The opening sequence in Red immediately sets up the dynamic between technology
and its hindrance to achieving true communication or connection. The first shot in Red is a
close-up of a telephone, that of Valentine's faceless long-distance lover, who dials her number
and sets forth the electronic surge that we follow only to have it blocked with a busy signal.
Kieslowski uses accelerated motion in this sequence to propel us forward along a short, but
somewhat delirious journey-only to make its failed connection more frustrating. The camera
follows this electronic path through ducts and oceans, rapidly moving toward something and
then in the next frame, just as quickly moving away from it. The image cuts from the ocean to a
red blinking light on a black background. The red light is blurry and becomes progressively larger,
filling almost the entire right side of the frame. This enlargement heightens the implications of danger
and warning of the red light and its representation of stilted communication. Kieslowski does not rely
on filters for his representation of red, he instead relies on the materiality of red objects- it is the
tangibility of red that makes it all the more insinuating. This flashing red light is a warning that
pervades the entirety of the film, to slow down, to stop these detached modes of address in order
to realize our interconnectedness.
As in Blue, the first film of Kieslowski's trilogy, Red's plot is also instigated by
an automobile accident. Valentine, the young model/student, returns from a photo shoot at
night and while driving, tries to fix her radio's mixed signals. While Valentine is struggling with
the radio (or technology), she is not looking at the road and proceeds to hit a dog with her car.

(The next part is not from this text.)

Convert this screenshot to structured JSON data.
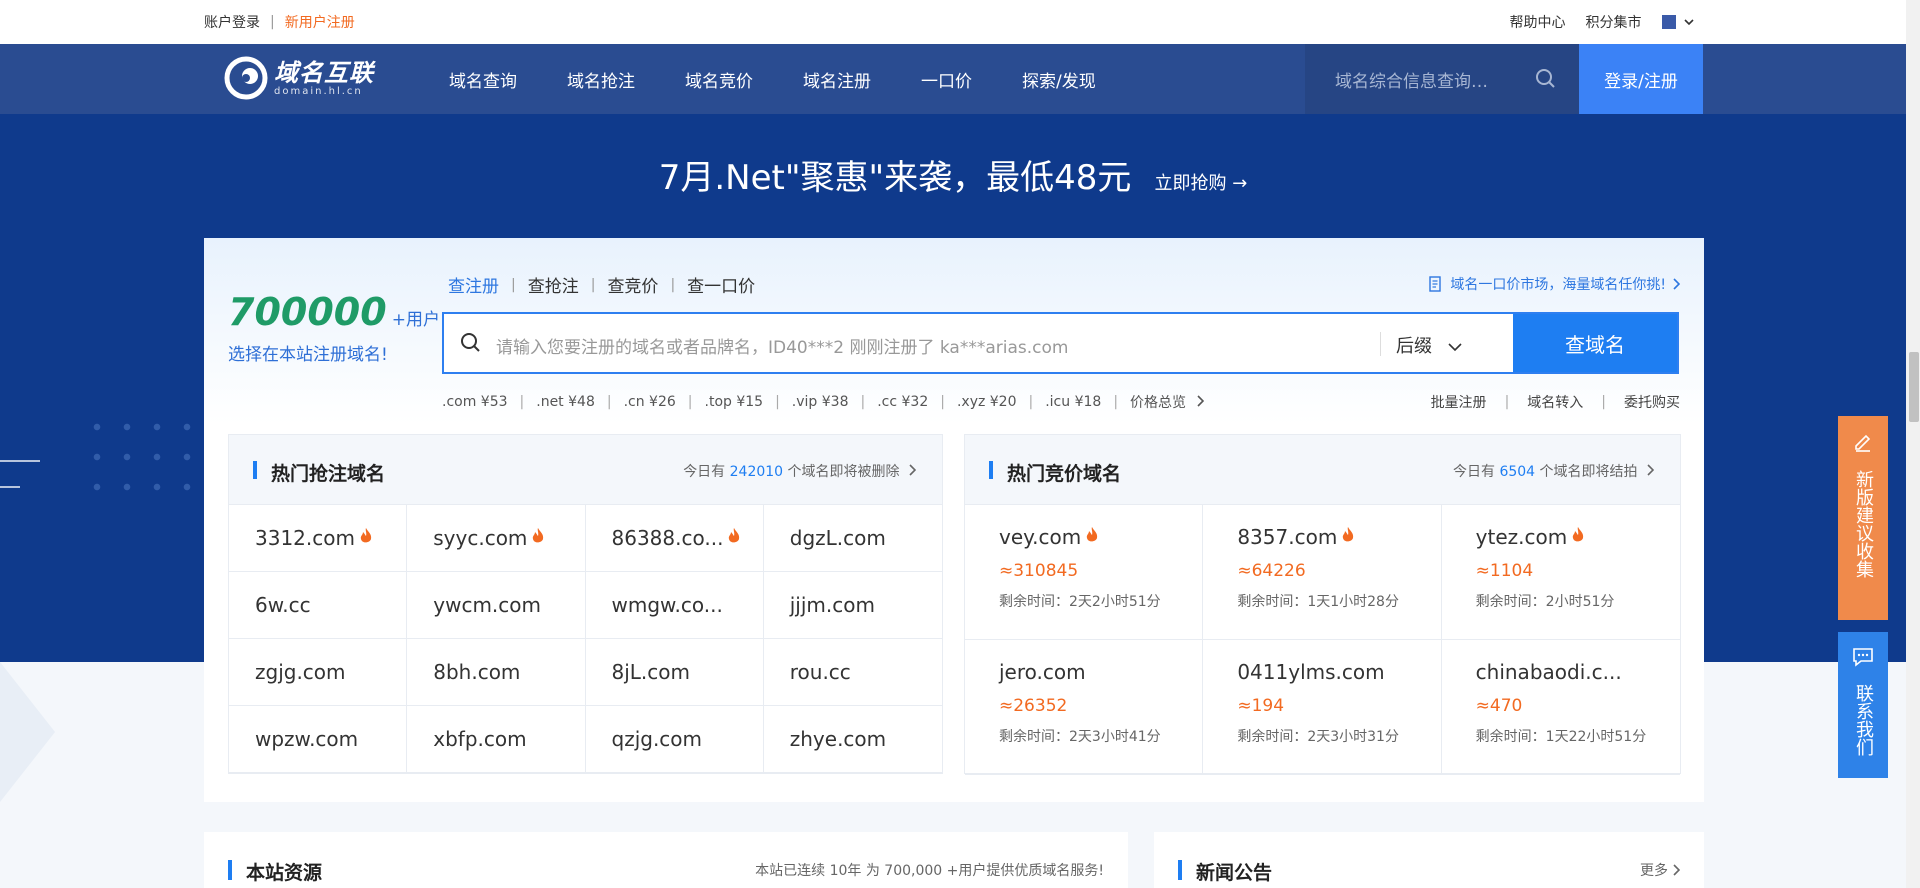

By hitting the dog, Valentine is forced to stop and exit the safe haven of her car into a beginning
awareness that what she does affects the lives of people she does not yet know. In her article,
"The Ontology of Everyday Distraction", Margaret Morse sees the automobile as "an iron bubble,
a miniature idyll with its own controlled climate and selected sound"; indeed, for Morse, the
automobile functions as a mode of isolation from the external world:
In this intensely private space, lifted out of the social world,
the driver is subject, more real and present to him- or herself
than the miniatures or patterns of light beyond the glass (3, 106).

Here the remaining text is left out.